If there’s one trait most of us share, it’s a desire to make the world a better place. No wonder there’s so much interest in sustainable investing. Who wouldn’t want to try to earn decent if not stellar returns, while contributing – or at least causing less harm – to the greater good?
But is this a new and better way to invest for the greater good or just another marketing ploy from failed active managers trying to put lipstick on a pig? Financial history leaves us optimistic that, over time, best practices are likely to emerge out of the bubbling brew that is our capital markets. For those who would rather not wait, it can be hard to identify a clear path forward. As a relatively new and fast-growing field, sustainable investing is crowded with opportunities and challenges, perspectives and priorities, strategies and terminology.
Let’s bring today’s sustainable investing into tighter focus.
As we grapple with integrating subjective values into objective financial planning, we are inspired by “Doing Good Better” author William MacAskill: “I believe that by combining the heart and the head – by applying data and reason to altruistic acts – we can turn our good intentions into astonishingly good outcomes.”
Let’s be clear: We are NOT here to direct your personal moral compass. Rather, we’d like to offer objective insights, rooted in our evidence-based investment approach. An evidence-based outlook helps confirm when a theory appears to be robust in reality. It also suggests when a promising plan may not pencil out as hoped for – no matter how well-intended.
Equipped with solid evidence in an often emotionally charged arena, you will be better positioned to make the rational choices and informed decisions that best fit you, your heartfelt values, and your financial goals.
A Tangle of Terminology
First things first. While you’re likely to find various terms sharing similar definitions in this crowded field, we’ll refer to the broad subject as “sustainable investing.”
How do we measure something that is sometimes so subjective that are often in the eye of the beholder? As described in “Why and How Investors Use ESG Information” (a University of Oxford/Harvard University paper to be published in the Financial Analysts Journal), academics and practitioners alike typically turn to an organization’s Environmental, Social and Governance (ESG) ratings to try to quantify levels of sustainability.
Again, precise labels may vary in the various literature, but following are some of the ways the industry applies ESG ratings into sustainable investment strategies.
- Active ownership – Employing “shareholder power” to try to actively improve a company’s ESG performance (engaging senior management, submitting proposals, proxy voting, etc.)
- Negative screening – Explicitly excluding firms with low ESG ratings (“This company is too ‘wicked’ to belong in my portfolio.”)
- Positive screening – Explicitly including firms with high ESG ratings (“This company is at least ‘good enough’ to belong in my portfolio.”)

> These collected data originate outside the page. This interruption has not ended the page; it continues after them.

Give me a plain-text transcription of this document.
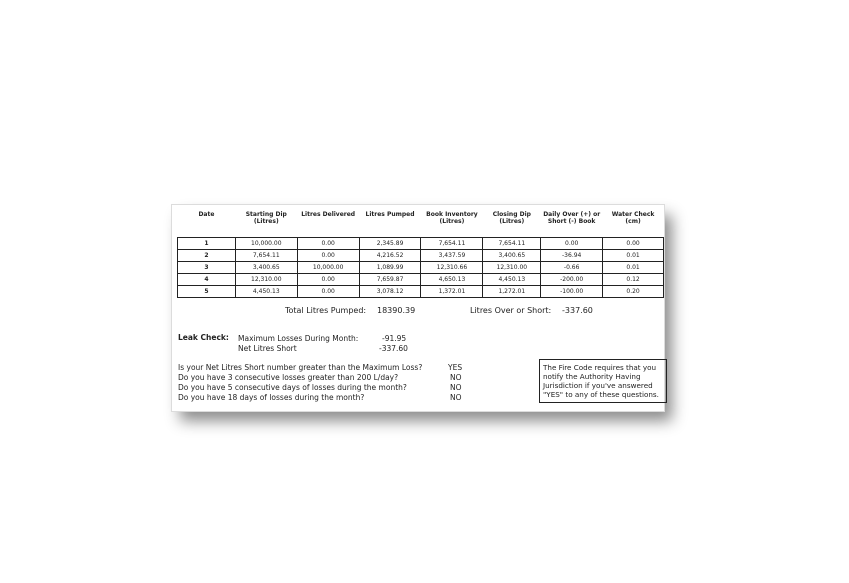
Date	Starting Dip (Litres)	Litres Delivered	Litres Pumped	Book Inventory (Litres)	Closing Dip (Litres)	Daily Over (+) or Short (-) Book	Water Check (cm)
1	10,000.00	0.00	2,345.89	7,654.11	7,654.11	0.00	0.00
2	7,654.11	0.00	4,216.52	3,437.59	3,400.65	-36.94	0.01
3	3,400.65	10,000.00	1,089.99	12,310.66	12,310.00	-0.66	0.01
4	12,310.00	0.00	7,659.87	4,650.13	4,450.13	-200.00	0.12
5	4,450.13	0.00	3,078.12	1,372.01	1,272.01	-100.00	0.20
Total Litres Pumped: 18390.39	Litres Over or Short: -337.60
Leak Check: Maximum Losses During Month:	-91.95
Net Litres Short	-337.60
Is your Net Litres Short number greater than the Maximum Loss?	YES
Do you have 3 consecutive losses greater than 200 L/day?	NO
Do you have 5 consecutive days of losses during the month?	NO
Do you have 18 days of losses during the month?	NO
The Fire Code requires that you notify the Authority Having Jurisdiction if you've answered "YES" to any of these questions.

- Inclusion strategies – Integrating ESG data into existing evidence-based analyses, melding the information into a systematic, total portfolio management strategy
Investors currently have access to a range of investment solutions that incorporate these and other strategies to varying degrees.
ESG Investing – ESG investors are more likely to emphasize inclusion strategies, which complement a general evidence-based investment approach. In other words, evidence-based ESG funds should help investors continue to incorporate sound portfolio construction principles (such as asset allocation, global diversification and cost-control), and minimize less-efficient tactics (such as picking or avoiding specific stocks or sectors based on forecasts or popular appeal). ESG fund managers also may engage in active ownership on behalf of their shareholders.
Socially Responsible Investing (SRI) Investing – SRI funds are more likely to use screening strategies that involve making security- or sector-specific judgments or forecasts.
Impact Investing – Impact investors are on a mission to not just invest in a venture, but to become an altruistic partner in it. Say, for example, you donate to a GoFundMe® campaign seeking to create an eco-friendly alternative to plastic water bottles. You’ve just become an impact investor. On a grander scale, high-net-worth investors may take on private equity or debt structures with an eye toward making an impact with their funding.
Finding a Sustainable Fit
None of these possibilities are inherently right or wrong. Which (if any) are right for you? As proposed in this innovative paper, “Sustainable Investing: From Niche to Normal,” it depends whether you are more value– or values-driven. The paper explains that value-driven investors “put financial return first, BEFORE any other issues are addressed,” while values-driven investors will “consider financial return AFTER the investors’ values have been satisfied.”
In this context:
- ESG investing focuses more heavily on value – i.e., financial outcomes – factoring in ESG ratings when the evidence suggests they might improve on expected returns (or at least not detract from them).
- Impact investing seeks to fund a cause with less regard for how the “investment” works out. Hint: If you’re mostly in it for the money, you might not be in the right place.
- SRI investing falls somewhere in between. You don’t want to lose your shirt, but you may not mind giving up some expected return if you expect it to do a lot of good.
The Lay of the Sustainable Land
Before sustainable investing existed, investors who were philanthropically inclined had little choice but to seek their financial returns through traditional investing, while separately expressing their personal values by donating to their charities of choice.
Today, solutions are coming into focus for those who would like to begin combining these two, formerly disparate interests. That said, while evidence-based ESG investing holds much promise, it remains a relatively new field of study. Challenges and opportunities abound as we seek to create robust data and enhanced analyses to guide the way – in theory and in practice.